Meine Abreise von Visby war genauestens geplant. Das Wetter stimmte; der Fahrplan der Gotlandfähre war gecheckt; Essen, Kaffee und Kleidung griffbereit; geduscht und die Hafenkarte in den Tresor gelegt. Um 5:15 Uhr die Leinen los und ab ging es. Da die Fähre erst um 6 Uhr ablegt war Platz, um im Hafenbecken schon die Segel zu setzen, aber dann sah ich vor dem Hafen ein Ungetüm von Schiff.
Es war laut AIS die Aidasol, die auch einmal nach Gotland wollte.
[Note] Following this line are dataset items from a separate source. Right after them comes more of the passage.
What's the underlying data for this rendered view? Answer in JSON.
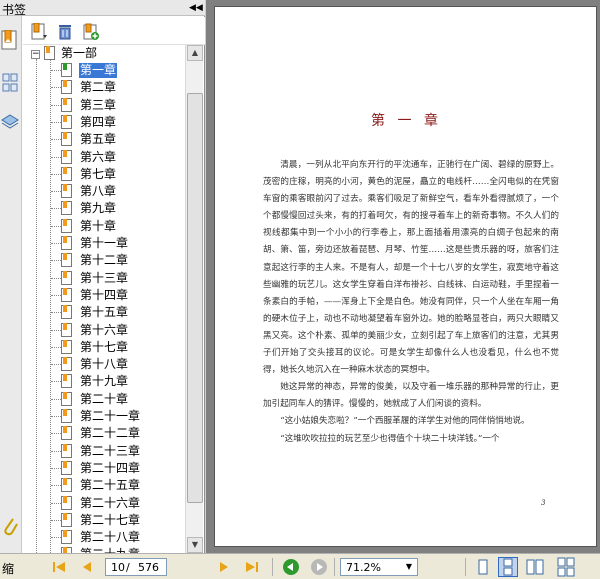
{
  "panel": {
    "title": "书签",
    "collapse_glyph": "◀◀"
  },
  "tree": {
    "expander_glyph": "−",
    "root_label": "第一部",
    "items": [
      "第一章",
      "第二章",
      "第三章",
      "第四章",
      "第五章",
      "第六章",
      "第七章",
      "第八章",
      "第九章",
      "第十章",
      "第十一章",
      "第十二章",
      "第十三章",
      "第十四章",
      "第十五章",
      "第十六章",
      "第十七章",
      "第十八章",
      "第十九章",
      "第二十章",
      "第二十一章",
      "第二十二章",
      "第二十三章",
      "第二十四章",
      "第二十五章",
      "第二十六章",
      "第二十七章",
      "第二十八章",
      "第二十九章"
    ],
    "selected_index": 0
  },
  "document": {
    "chapter_title": "第 一 章",
    "paragraphs": [
      "清晨，一列从北平向东开行的平沈通车，正驰行在广阔、碧绿的原野上。茂密的庄稼，明亮的小河，黄色的泥屋，矗立的电线杆……全闪电似的在凭窗车窗的乘客眼前闪了过去。乘客们吸足了新鲜空气，看车外看得腻烦了，一个个都慢慢回过头来，有的打着呵欠，有的搜寻着车上的新奇事物。不久人们的视线都集中到一个小小的行李卷上，那上面插着用漂亮的白绸子包起来的南胡、箫、笛，旁边还放着琵琶、月琴、竹笙……这是些贵乐器的呀，旅客们注意起这行李的主人来。不是有人，却是一个十七八岁的女学生，寂寞地守着这些幽雅的玩艺儿。这女学生穿着白洋布褂衫、白线袜、白运动鞋，手里捏着一条素白的手帕，——浑身上下全是白色。她没有同伴，只一个人坐在车厢一角的硬木位子上，动也不动地凝望着车窗外边。她的脸略显苍白，两只大眼睛又黑又亮。这个朴素、孤单的美丽少女，立刻引起了车上旅客们的注意，尤其男子们开始了交头接耳的议论。可是女学生却像什么人也没看见，什么也不觉得，她长久地沉入在一种麻木状态的冥想中。",
      "她这异常的神态，异常的俊美，以及守着一堆乐器的那种异常的行止，更加引起同车人的猜评。慢慢的，她就成了人们闲谈的资料。",
      "“这小姑娘失恋啦？”一个西服革履的洋学生对他的同伴悄悄地说。",
      "“这堆吹吹拉拉的玩艺至少也得值个十块二十块洋钱。”一个"
    ],
    "page_number": "3"
  },
  "status": {
    "thumb_label": "缩",
    "current_page": "10",
    "page_sep": "/",
    "total_pages": "576",
    "zoom": "71.2%",
    "zoom_drop_glyph": "▼"
  },
  "colors": {
    "selection": "#3a78d6",
    "chapter_title": "#8b1a1a",
    "nav_green": "#2e9a2e",
    "nav_orange": "#e8a317"
  }
}
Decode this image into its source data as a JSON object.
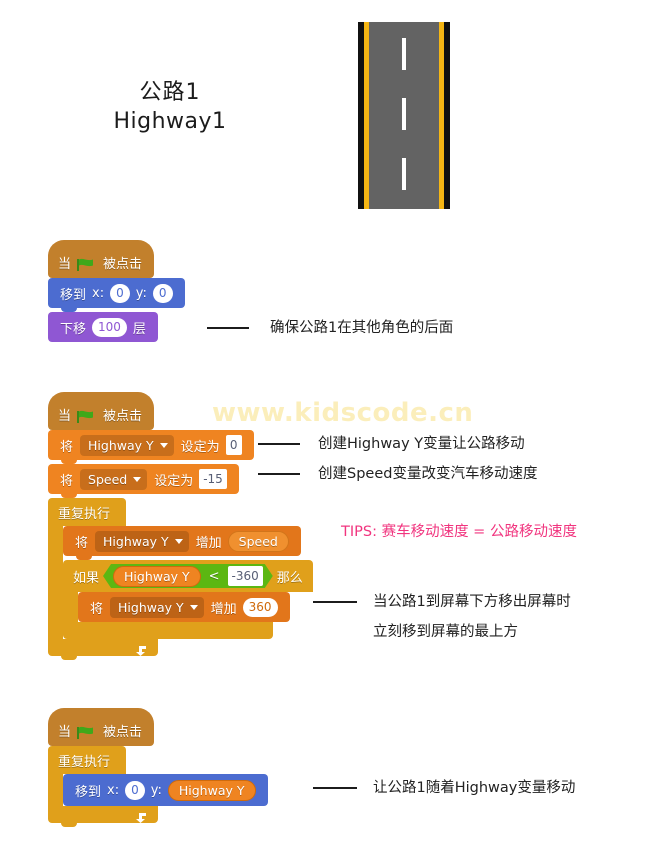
{
  "title": {
    "chinese": "公路1",
    "english": "Highway1"
  },
  "watermark": "www.kidscode.cn",
  "road": {
    "name": "highway-sprite",
    "asphalt_color": "#636363",
    "edge_color": "#111111",
    "lane_line_color": "#f5b614",
    "dash_color": "#ffffff",
    "dash_count": 3
  },
  "scripts": [
    {
      "id": "script-1",
      "blocks": {
        "hat": {
          "when": "当",
          "clicked": "被点击",
          "icon": "green-flag-icon"
        },
        "goto": {
          "label": "移到",
          "x_label": "x:",
          "x_value": "0",
          "y_label": "y:",
          "y_value": "0"
        },
        "go_back": {
          "prefix": "下移",
          "value": "100",
          "suffix": "层"
        }
      },
      "annotation": "确保公路1在其他角色的后面"
    },
    {
      "id": "script-2",
      "blocks": {
        "hat": {
          "when": "当",
          "clicked": "被点击",
          "icon": "green-flag-icon"
        },
        "set_highway": {
          "prefix": "将",
          "variable": "Highway Y",
          "middle": "设定为",
          "value": "0"
        },
        "set_speed": {
          "prefix": "将",
          "variable": "Speed",
          "middle": "设定为",
          "value": "-15"
        },
        "forever": {
          "label": "重复执行"
        },
        "change_highway": {
          "prefix": "将",
          "variable": "Highway Y",
          "middle": "增加",
          "value": "Speed"
        },
        "if_block": {
          "if_label": "如果",
          "operand_left": "Highway Y",
          "operator": "<",
          "operand_right": "-360",
          "then_label": "那么"
        },
        "change_highway_inner": {
          "prefix": "将",
          "variable": "Highway Y",
          "middle": "增加",
          "value": "360"
        }
      },
      "annotations": [
        "创建Highway Y变量让公路移动",
        "创建Speed变量改变汽车移动速度",
        "当公路1到屏幕下方移出屏幕时",
        "立刻移到屏幕的最上方"
      ],
      "tips": "TIPS:  赛车移动速度 = 公路移动速度"
    },
    {
      "id": "script-3",
      "blocks": {
        "hat": {
          "when": "当",
          "clicked": "被点击",
          "icon": "green-flag-icon"
        },
        "forever": {
          "label": "重复执行"
        },
        "goto": {
          "label": "移到",
          "x_label": "x:",
          "x_value": "0",
          "y_label": "y:",
          "y_value": "Highway Y"
        }
      },
      "annotation": "让公路1随着Highway变量移动"
    }
  ],
  "colors": {
    "events_hat": "#c2802c",
    "motion": "#4c6cd0",
    "looks": "#8f57d3",
    "variables": "#ef8421",
    "control": "#e0a01b",
    "operators": "#5cb712",
    "tips_text": "#f1357f",
    "watermark": "#fbeebb"
  }
}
Ich sah wie ein Lotse an Bord gebracht wurde, daher rechnete ich mir aus, dass die Aidasol erst nach dem Ablegen der Gotlandfähre in den Hafen darf. Puh, Glück gehabt, denn das wäre schief gegangen. Die Überfahrt nach Öland war recht unspektakulär, da kaum ein anderes Schiff sich blicken lies. Auch hier sah ich keine Wasserfläche, die nicht mit grünen Schwebealgen belegt war. Vor zwei Jahren waren es nur einzelne Teppiche, nun habe ich kaum eine Fläche ohne Algen gesehen. Ich finde es beängstigend.
Im Hafen von Byxelkrok war es übervoll. Wo kamen die Segler alle her. Gut, dass die APHRODITE so schmale Hüften hat und so konnte ich mich zwischen zwei schwedische Boote quetschen.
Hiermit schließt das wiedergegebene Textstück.